Il y a le poids des idées toutes faites, de l’idéologie même en théologie : la guérison ayant lieu le jour du sabbat, ce ne peut pas être de Dieu !... mais le jour-là, on peut légalement retirer son âne du puits ou son mouton pris dans un fourré… La règle, la loi est devenue un absolu. Ce poids de l’idéologie est dans toute culture : quand au XVIIè siècle le médecin anglais Harvey découvrit la circulation sanguine, on lui objecta que ce n’était pas possible puisque Hippocrate ne l’avait pas dit. Et Harvey de dire : « mais moi je l’ai vue ». De même quand Gassendi découvrit la structure de la matière en atomes, on refusa de le croire et on refusa sa théorie jusqu’en 1925 en France !
Il y a la pression de la pensée unique : pauvres parents, comme ils ont peur puisque on a décidé d’exclure toute personne qui confesserait en public que Jésus est messie ! « Il est bien notre fils – en fait, les opposants allaient même jusqu’à douter de sa cécité pour pouvoir refuser le miracle ! – Il était bien aveugle… mais comment il est guéri, il est assez grand pour répondre ! » L’exclusion de celui qui ne pense pas comme les autorités pensent… ici c’est dans le domaine religieux, aujourd’hui dans le domaine politique, moral, orthographique, médiatique… mais c’est toujours le même obscurantisme de la pensée et la même pression.
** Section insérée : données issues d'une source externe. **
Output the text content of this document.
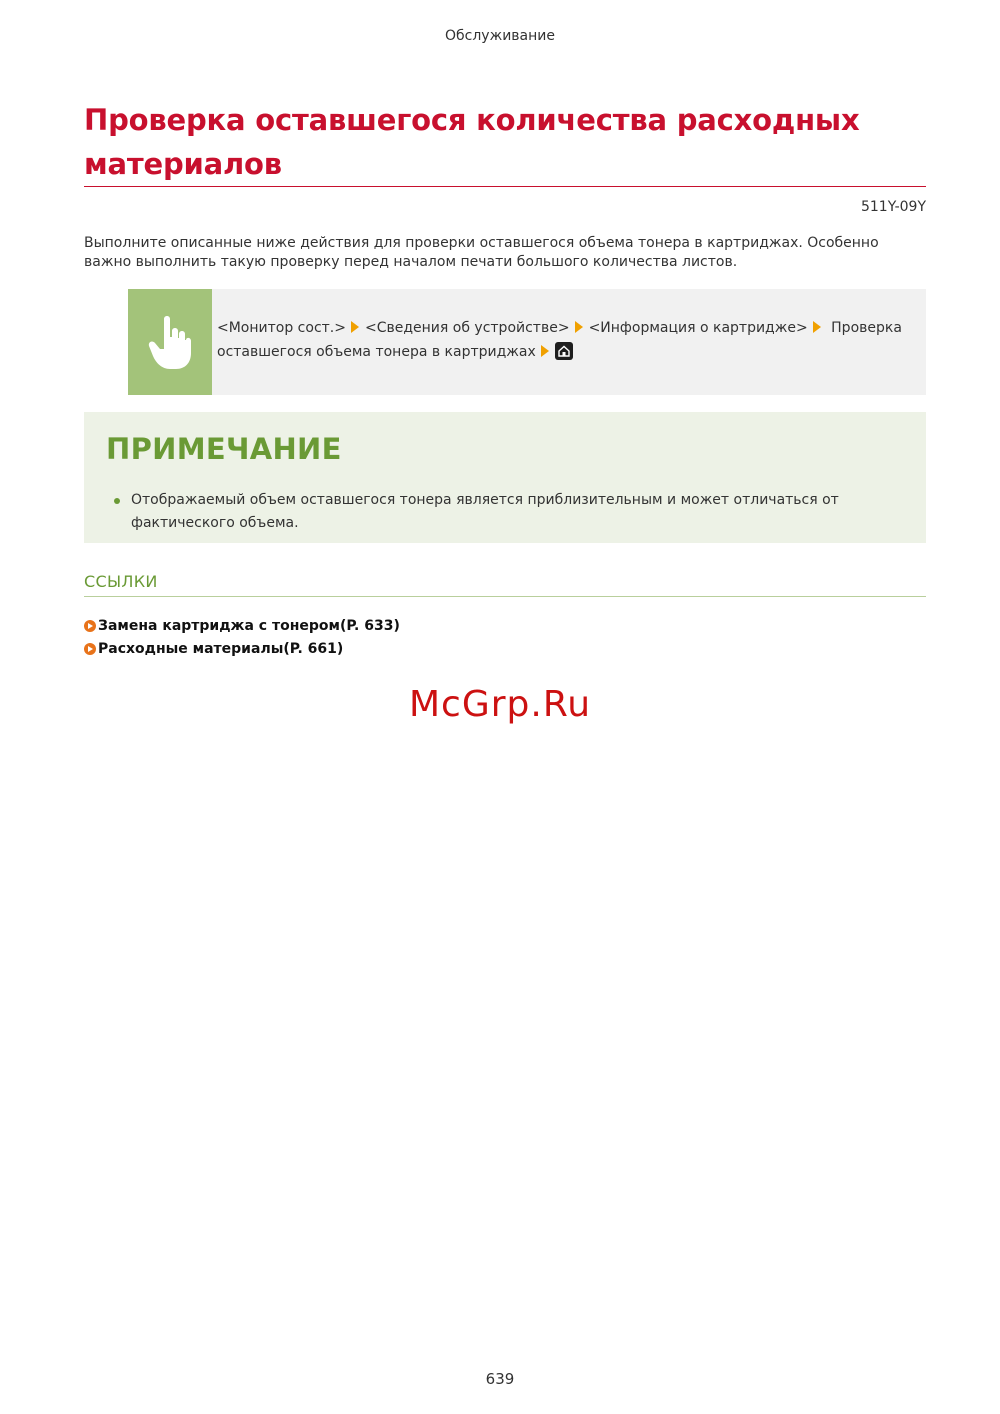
Обслуживание
Проверка оставшегося количества расходных материалов
511Y-09Y

Выполните описанные ниже действия для проверки оставшегося объема тонера в картриджах. Особенно важно выполнить такую проверку перед началом печати большого количества листов.

<Монитор сост.> <Сведения об устройстве> <Информация о картридже> Проверка оставшегося объема тонера в картриджах
ПРИМЕЧАНИЕ

Отображаемый объем оставшегося тонера является приблизительным и может отличаться от фактического объема.

ССЫЛКИ
Замена картриджа с тонером(P. 633)
Расходные материалы(P. 661)
McGrp.Ru
639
Et puis, au milieu de tout de monde, il y a le cheminement de l’aveugle guéri. Un cheminement de liberté. Au commencement, il répond sagement aux questions agressives qu’on lui pose du côté des autorités. Puis devant la mauvaise foi et l’appel à répéter sans cesse le miracle, il s’enhardit, réfléchit théologiquement sur le fait : « Nous savons que Dieu n’écoute pas les pécheurs, … jamais on a entendu dire qu’un homme ait guéri un aveugle de naissance, Si cet homme là ne venait pas de Dieu il ne pourrait rien faire. » Un peu avant il s’était enhardi à provoquer les chefs et les savants : « Vous ne savez pas d’où il est, voilà bien l’ étonnant ! » ou « Vous voulez devenir ses disciples ? » Et ce chemin de liberté, c’est l’effet de libération de sa personnalité réalisé par la découverte du Christ. « La vérité le rend libre » selon le mot de Jésus. Au commencement, il dit « l’homme qu’on appelle Jésus » puis devant les autorités il l’appelle « prophète » puis quand Jésus lui demande s’il croit au Fils de l’homme devant la réponse de Jésus « je le suis moi qui te parle » il se prosterne et dit « je crois Seigneur »
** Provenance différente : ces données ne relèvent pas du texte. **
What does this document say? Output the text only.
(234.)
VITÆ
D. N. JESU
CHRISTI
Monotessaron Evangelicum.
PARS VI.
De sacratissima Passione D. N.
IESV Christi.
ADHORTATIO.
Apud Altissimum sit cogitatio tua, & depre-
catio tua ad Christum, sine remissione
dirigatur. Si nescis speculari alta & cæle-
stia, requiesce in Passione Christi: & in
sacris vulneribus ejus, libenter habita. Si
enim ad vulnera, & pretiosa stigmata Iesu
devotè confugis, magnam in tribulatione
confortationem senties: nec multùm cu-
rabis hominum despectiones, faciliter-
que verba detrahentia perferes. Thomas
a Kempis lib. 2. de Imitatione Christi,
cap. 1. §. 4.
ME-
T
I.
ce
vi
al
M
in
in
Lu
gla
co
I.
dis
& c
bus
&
St Paul écrit : « Si quelqu’un est en Christ, il est une créature nouvelle ». (2 Co. 5/17) Nouvelle ? Paul dit « kainos » en grec, c’est à dire nouvelle mais aussi, différent de ce qu’il était jusque là, inattendu, imprévu, extraordinaire. (d’après Gaffiot) Créature nouvelle, c’est à dire créature unique, originale, créature qui est devenue enfin ce que le Créateur avait voulu qu’elle soit.
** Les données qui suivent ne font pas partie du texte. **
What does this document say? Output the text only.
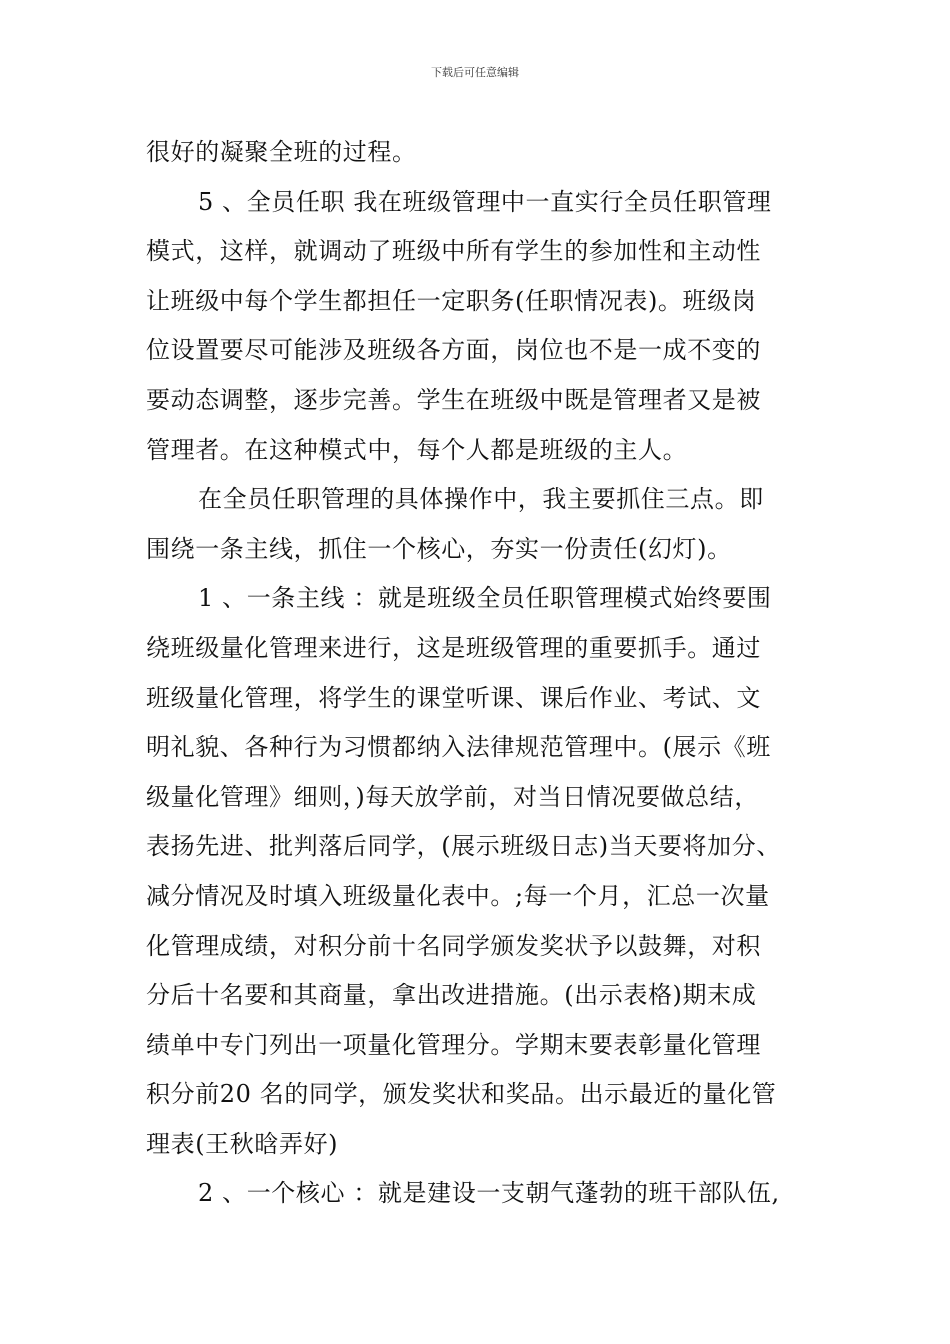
下载后可任意编辑
很好的凝聚全班的过程。
5 、全员任职 我在班级管理中一直实行全员任职管理
模式，这样，就调动了班级中所有学生的参加性和主动性
让班级中每个学生都担任一定职务(任职情况表)。班级岗
位设置要尽可能涉及班级各方面，岗位也不是一成不变的
要动态调整，逐步完善。学生在班级中既是管理者又是被
管理者。在这种模式中，每个人都是班级的主人。
在全员任职管理的具体操作中，我主要抓住三点。即
围绕一条主线，抓住一个核心，夯实一份责任(幻灯)。
1 、一条主线 ：就是班级全员任职管理模式始终要围
绕班级量化管理来进行，这是班级管理的重要抓手。通过
班级量化管理，将学生的课堂听课、课后作业、考试、文
明礼貌、各种行为习惯都纳入法律规范管理中。(展示《班
级量化管理》细则，)每天放学前，对当日情况要做总结，
表扬先进、批判落后同学，(展示班级日志)当天要将加分、
减分情况及时填入班级量化表中。;每一个月，汇总一次量
化管理成绩，对积分前十名同学颁发奖状予以鼓舞，对积
分后十名要和其商量，拿出改进措施。(出示表格)期末成
绩单中专门列出一项量化管理分。学期末要表彰量化管理
积分前20 名的同学，颁发奖状和奖品。出示最近的量化管
理表(王秋晗弄好)
2 、一个核心 ：就是建设一支朝气蓬勃的班干部队伍,
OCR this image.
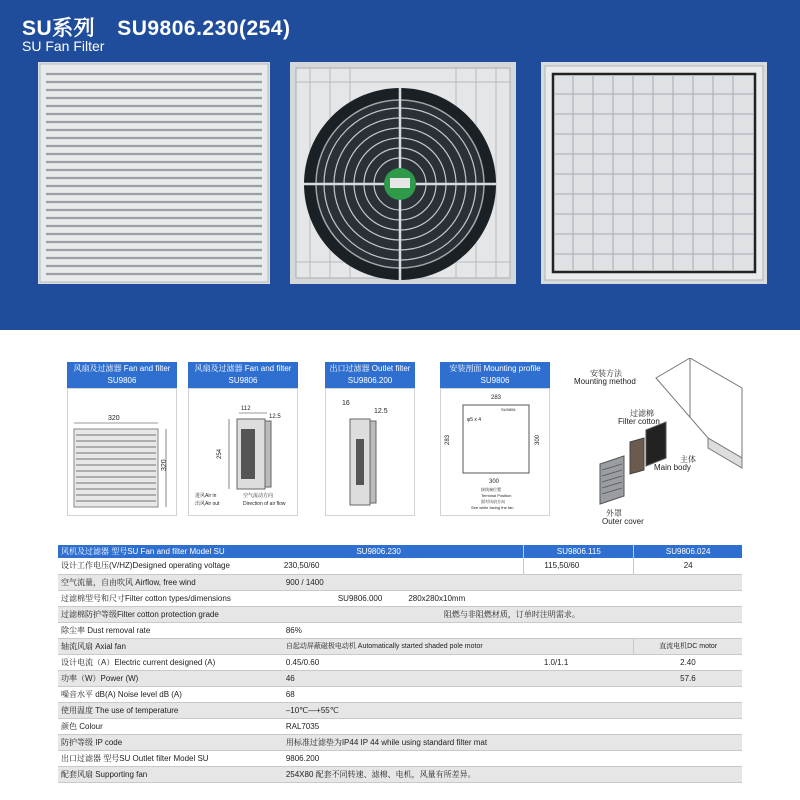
SU系列 SU9806.230(254)
SU Fan Filter
风扇及过滤器 Fan and filter
SU9806
320
320
风扇及过滤器 Fan and filter
SU9806
112
12.5
254
进风Air in
出风Air out
空气流动方向
Direction of air flow
出口过滤器 Outlet filter
SU9806.200
16
12.5
安装剖面 Mounting profile
SU9806
283
283	300
300
φ5 x 4
SU9806
接线端位置
Terminal Position
面对风扇方向
See while facing the fan
安装方法
Mounting method
过滤棉
Filter cotton
主体
Main body
外罩
Outer cover
风机及过滤器 型号SU Fan and filter Model SU	SU9806.230	SU9806.115	SU9806.024
设计工作电压(V/HZ)Designed operating voltage	230,50/60	115,50/60	24
空气流量，自由吹风 Airflow, free wind	900 / 1400		
过滤棉型号和尺寸Filter cotton types/dimensions	SU9806.000 280x280x10mm		
过滤棉防护等级Filter cotton protection grade	阻燃与非阻燃材质，订单时注明需求。		
除尘率 Dust removal rate	86%		
轴流风扇 Axial fan	自起动屏蔽磁极电动机 Automatically started shaded pole motor		直流电机DC motor
设计电流（A）Electric current designed (A)	0.45/0.60	1.0/1.1	2.40
功率（W）Power (W)	46		57.6
噪音水平 dB(A) Noise level dB (A)	68		
使用温度 The use of temperature	–10℃—+55℃		
颜色 Colour	RAL7035		
防护等级 IP code	用标准过滤垫为IP44 IP 44 while using standard filter mat		
出口过滤器 型号SU Outlet filter Model SU	9806.200		
配套风扇 Supporting fan	254X80 配套不同转速、滤棉、电机，风量有所差异。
Babel, l’image de toute dictature, est faite de brique moulée… c’est à dire de briques toutes semblables, uniformes, moulées sur le même moule. La Jérusalem nouvelle est faite de pierres, chacune originale, chacune unique, belle dans son unicité. Sous nos yeux ce matin, est née une créature nouvelle dans la rencontre de l’aveugle avec le Christ, dans l’action du Christ et dans la foi de l’aveugle.